Alkohol und Drogen sorgen für Eskalation
Die Bereitschaft, Gewalt anzuwenden, sei gestiegen, so Schütte. „Vor zehn Jahren kam es deutlich seltener zu Angriffen.“ Vor allem Situationen in Fußballstadien seien oft brenzlig. Dort komme es häufig vor, dass auf Polizeibeamte eingeschlagen werde. Aber auch im Streifendienst erlebten die Kollegen immer wieder gewalttätige Angriffe, so Schütte. „Häufig kommt es zu Eskalationen, wenn Alkohol oder Drogen im Spiel sind.“
Kampagne für mehr Respekt
Im Sommer vergangenen Jahres startete die Stadt die Kampagne „Herne mit Respekt“. Damit will sie gegen Respektlosigkeit und die Verrohung der Gesellschaft ankämpfen.
Die Kampagne wendet sich gegen körperliche und psychische Gewalt und will das Miteinander in Herne fördern. Organisationen und Institutionen wurden dazu aufgerufen, sich an der Aktion zu beteiligen.

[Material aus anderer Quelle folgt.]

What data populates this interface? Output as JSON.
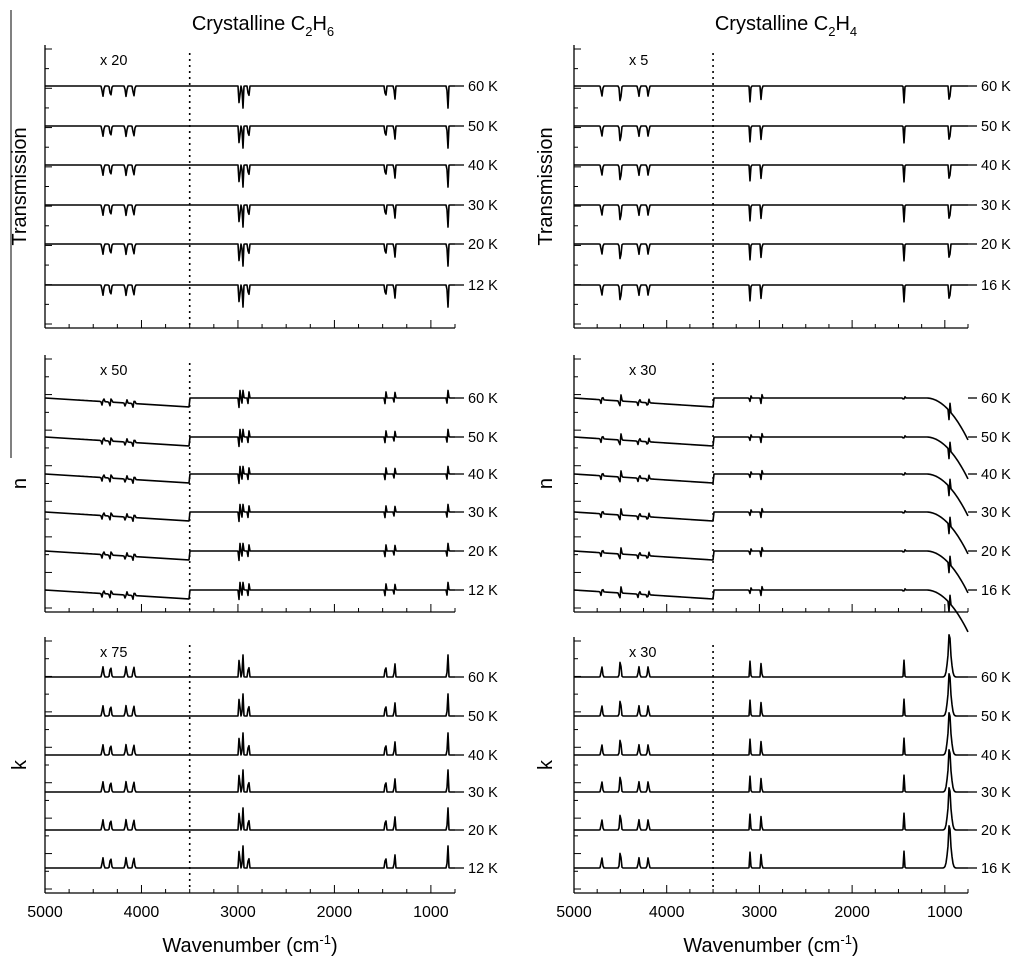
{
  "chart_data": [
    {
      "type": "line",
      "title_main": "Crystalline C",
      "title_sub1": "2",
      "title_mid": "H",
      "title_sub2": "6",
      "xlabel": "Wavenumber (cm",
      "xlabel_sup": "-1",
      "xlabel_end": ")",
      "xlim": [
        5000,
        750
      ],
      "xticks": [
        "5000",
        "4000",
        "3000",
        "2000",
        "1000"
      ],
      "xtick_values": [
        5000,
        4000,
        3000,
        2000,
        1000
      ],
      "dotted_line_x": 3500,
      "bands": [
        4400,
        4320,
        4160,
        4080,
        2985,
        2950,
        2890,
        1470,
        1375,
        825
      ],
      "panels": [
        {
          "ylabel": "Transmission",
          "scale": "x 20",
          "kind": "transmission",
          "temps": [
            "60 K",
            "50 K",
            "40 K",
            "30 K",
            "20 K",
            "12 K"
          ]
        },
        {
          "ylabel": "n",
          "scale": "x 50",
          "kind": "n",
          "temps": [
            "60 K",
            "50 K",
            "40 K",
            "30 K",
            "20 K",
            "12 K"
          ]
        },
        {
          "ylabel": "k",
          "scale": "x 75",
          "kind": "k",
          "temps": [
            "60 K",
            "50 K",
            "40 K",
            "30 K",
            "20 K",
            "12 K"
          ]
        }
      ]
    },
    {
      "type": "line",
      "title_main": "Crystalline C",
      "title_sub1": "2",
      "title_mid": "H",
      "title_sub2": "4",
      "xlabel": "Wavenumber (cm",
      "xlabel_sup": "-1",
      "xlabel_end": ")",
      "xlim": [
        5000,
        750
      ],
      "xticks": [
        "5000",
        "4000",
        "3000",
        "2000",
        "1000"
      ],
      "xtick_values": [
        5000,
        4000,
        3000,
        2000,
        1000
      ],
      "dotted_line_x": 3500,
      "bands": [
        4700,
        4500,
        4300,
        4200,
        3100,
        2980,
        1440,
        950
      ],
      "panels": [
        {
          "ylabel": "Transmission",
          "scale": "x 5",
          "kind": "transmission",
          "temps": [
            "60 K",
            "50 K",
            "40 K",
            "30 K",
            "20 K",
            "16 K"
          ]
        },
        {
          "ylabel": "n",
          "scale": "x 30",
          "kind": "n",
          "temps": [
            "60 K",
            "50 K",
            "40 K",
            "30 K",
            "20 K",
            "16 K"
          ]
        },
        {
          "ylabel": "k",
          "scale": "x 30",
          "kind": "k",
          "temps": [
            "60 K",
            "50 K",
            "40 K",
            "30 K",
            "20 K",
            "16 K"
          ]
        }
      ]
    }
  ]
}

Es wurde zudem unter anderem eine zentrale Meldestelle für Beleidigungen gegen städtische Mitarbeiter im Internet eingerichtet, in dem auch die Angriffe gegen Feuerwehr-Mitarbeiter dokumentiert werden.
Die Übergriffe endeten bisweilen nicht immer glimpflich. Einige Beamte seien nach solchen Attacken nicht mehr dienstfähig und müssten ins Krankenhaus gebracht werden, berichtet der Polizeisprecher weiter. „Die Verletzungen sind leider nicht nur oberflächlich.“ Vor einigen Jahren sei es sogar mal zu einer Auseinandersetzungen gekommen, in der ein Polizeibeamter angeschossen wurde, berichtet Schütte.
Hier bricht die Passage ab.